One variable annuity rider that drew little attention during the boom years seems to be gaining more notice among today’s skittish investors: the guaranteed minimum accumulation benefit.
“Based on the dramatic losses in asset value in 2008, the investing public is starting to learn just how significant a rider like this can be to the overall portfolio,” says Timothy Gahler, a senior annuity product specialist at Thrivent Financial for Lutherans, Minneapolis, Minn.
“Consumers who purchased a guaranteed minimum withdrawal benefit are now wishing they had a guarantee on their assets, rather than a withdrawal guarantee.”
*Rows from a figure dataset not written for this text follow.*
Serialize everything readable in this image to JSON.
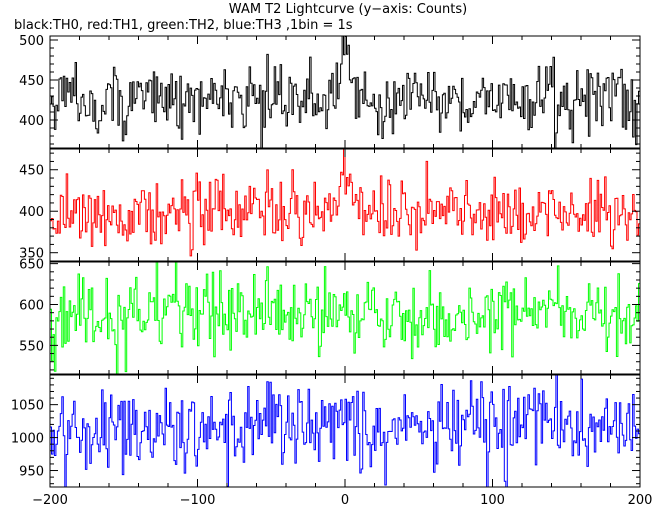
{
  "chart_data": {
    "type": "line",
    "title": "WAM T2 Lightcurve (y−axis: Counts)",
    "subtitle": "black:TH0, red:TH1, green:TH2, blue:TH3 ,1bin = 1s",
    "xlim": [
      -200,
      200
    ],
    "xticks": [
      -200,
      -100,
      0,
      100,
      200
    ],
    "xtick_labels": [
      "−200",
      "−100",
      "0",
      "100",
      "200"
    ],
    "bin_seconds": 1,
    "grid": false,
    "panels": [
      {
        "name": "TH0",
        "color": "#000000",
        "ylim": [
          365,
          505
        ],
        "yticks": [
          400,
          450,
          500
        ],
        "ytick_labels": [
          "400",
          "450",
          "500"
        ],
        "baseline": 425,
        "noise": 22,
        "spike": {
          "center": 0,
          "width": 4,
          "height": 70
        }
      },
      {
        "name": "TH1",
        "color": "#ff0000",
        "ylim": [
          340,
          475
        ],
        "yticks": [
          350,
          400,
          450
        ],
        "ytick_labels": [
          "350",
          "400",
          "450"
        ],
        "baseline": 398,
        "noise": 20,
        "spike": {
          "center": 0,
          "width": 4,
          "height": 55
        }
      },
      {
        "name": "TH2",
        "color": "#00ff00",
        "ylim": [
          515,
          652
        ],
        "yticks": [
          550,
          600,
          650
        ],
        "ytick_labels": [
          "550",
          "600",
          "650"
        ],
        "baseline": 588,
        "noise": 24,
        "spike": null
      },
      {
        "name": "TH3",
        "color": "#0000ff",
        "ylim": [
          925,
          1095
        ],
        "yticks": [
          950,
          1000,
          1050
        ],
        "ytick_labels": [
          "950",
          "1000",
          "1050"
        ],
        "baseline": 1015,
        "noise": 33,
        "spike": null
      }
    ]
  }
}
Adds Ethan Young, a manager of Annuity Research at Commonwealth Financial Network, Waltham, Mass.: “For clients who want piece of mind, need to be in equities and otherwise would be too risk-averse to be invested in the stock market, the GMAB can help them stay the course. And with fees ranging from 35 to 65 basis points, the rider is relatively inexpensive compared to other guaranteed living benefits offered on VAs.”
The GMAB rider allows investors to protect principal by either locking in growth or accepting the annuity company’s guaranteed return during a set term, such as 10 years. At the end of the term, the account value will be the greater of the contract value or the GMAB value. Upshot: no matter what happens in the markets, the client’s investment is protected for at least the GMAB’s term.
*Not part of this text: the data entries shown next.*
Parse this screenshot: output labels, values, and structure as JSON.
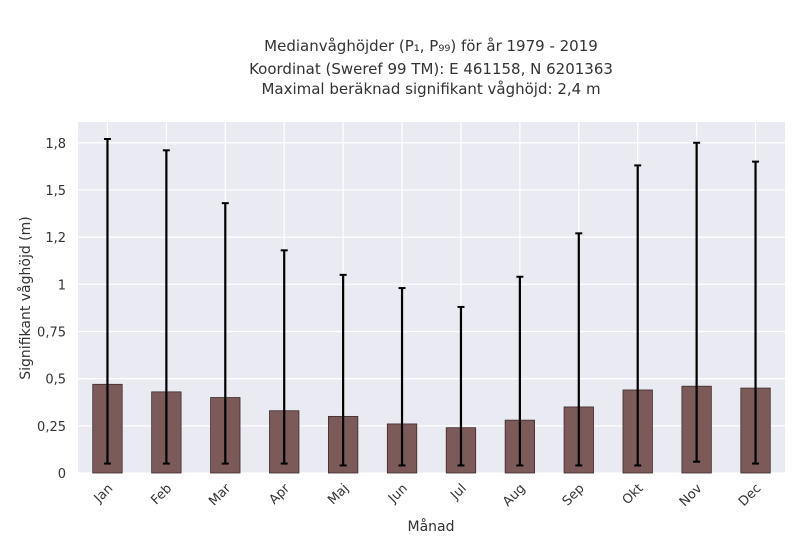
{
  "chart_data": {
    "type": "bar",
    "title_lines": [
      "Medianvåghöjder (P₁, P₉₉) för år 1979 - 2019",
      "Koordinat (Sweref 99 TM): E 461158, N 6201363",
      "Maximal beräknad signifikant våghöjd: 2,4 m"
    ],
    "xlabel": "Månad",
    "ylabel": "Signifikant våghöjd (m)",
    "categories": [
      "Jan",
      "Feb",
      "Mar",
      "Apr",
      "Maj",
      "Jun",
      "Jul",
      "Aug",
      "Sep",
      "Okt",
      "Nov",
      "Dec"
    ],
    "values": [
      0.47,
      0.43,
      0.4,
      0.33,
      0.3,
      0.26,
      0.24,
      0.28,
      0.35,
      0.44,
      0.46,
      0.45
    ],
    "error_low": [
      0.05,
      0.05,
      0.05,
      0.05,
      0.04,
      0.04,
      0.04,
      0.04,
      0.04,
      0.04,
      0.06,
      0.05
    ],
    "error_high": [
      1.77,
      1.71,
      1.43,
      1.18,
      1.05,
      0.98,
      0.88,
      1.04,
      1.27,
      1.63,
      1.75,
      1.65
    ],
    "ylim": [
      0,
      1.86
    ],
    "yticks": [
      0,
      0.25,
      0.5,
      0.75,
      1,
      1.25,
      1.5,
      1.75
    ],
    "ytick_labels": [
      "0",
      "0,25",
      "0,5",
      "0,75",
      "1",
      "1,2",
      "1,5",
      "1,8"
    ],
    "grid": true,
    "colors": {
      "bar": "#7c5a5a",
      "bar_edge": "#3d2b2b",
      "error_bar": "#000000",
      "plot_bg": "#eaeaf2",
      "grid": "#ffffff",
      "text": "#333333"
    }
  }
}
The GMAB’s key attraction–the ability to walk away at the end of contract period with a guaranteed lump sum–is making the rider increasingly attractive to market-wary investors. If the economy contracts further, observers say, interest in the rider among prospects will likely grow.
Enthusiasm for the benefit isn’t shared by all product manufacturers. Paradoxically, fewer insurers are offering the rider than in years past–or else jacking up its fee–because of the heightened risk of making good on the guarantee during a downturn, points out John Olsen, John L. Olsen, a chartered financial consultant and principal of Olsen Financial Group, Kirkwood, Mo.
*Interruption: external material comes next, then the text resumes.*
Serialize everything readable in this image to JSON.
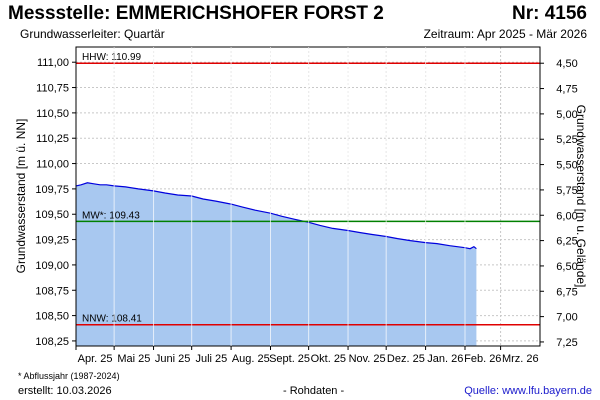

“The guaranteed amount has to be paid in one lump sum, rather than over time, which would be easier on the carrier’s cash flow,” says Olsen. “My impression is that many insurers have crunched the numbers and determined that in an environment of extreme volatility, [offering the rider] is simply too big a risk to take for what they’re charging.”
Sources say the GMAB is most appropriate for the conservative to moderate investor who has a long-term investment horizon, typically 7 to 10 years. The key motivators for buying the rider are its guarantee of principal protection and, secondarily, the potential it offers for growth.
When attached to a VA, the rider is often compared to a fixed indexed annuity, which also offers upside potential with no downside risk. But unlike FIAs (the value of which will vary according to a complicated interplay of the vehicle’s gain formula, participation rate and market value adjustment), a VA with GMAB enjoys unlimited upside potential.
True, the client pays a fee for the rider. But one can argue that the FIA’s cap on market gains is itself a hidden, and potentially larger, cost.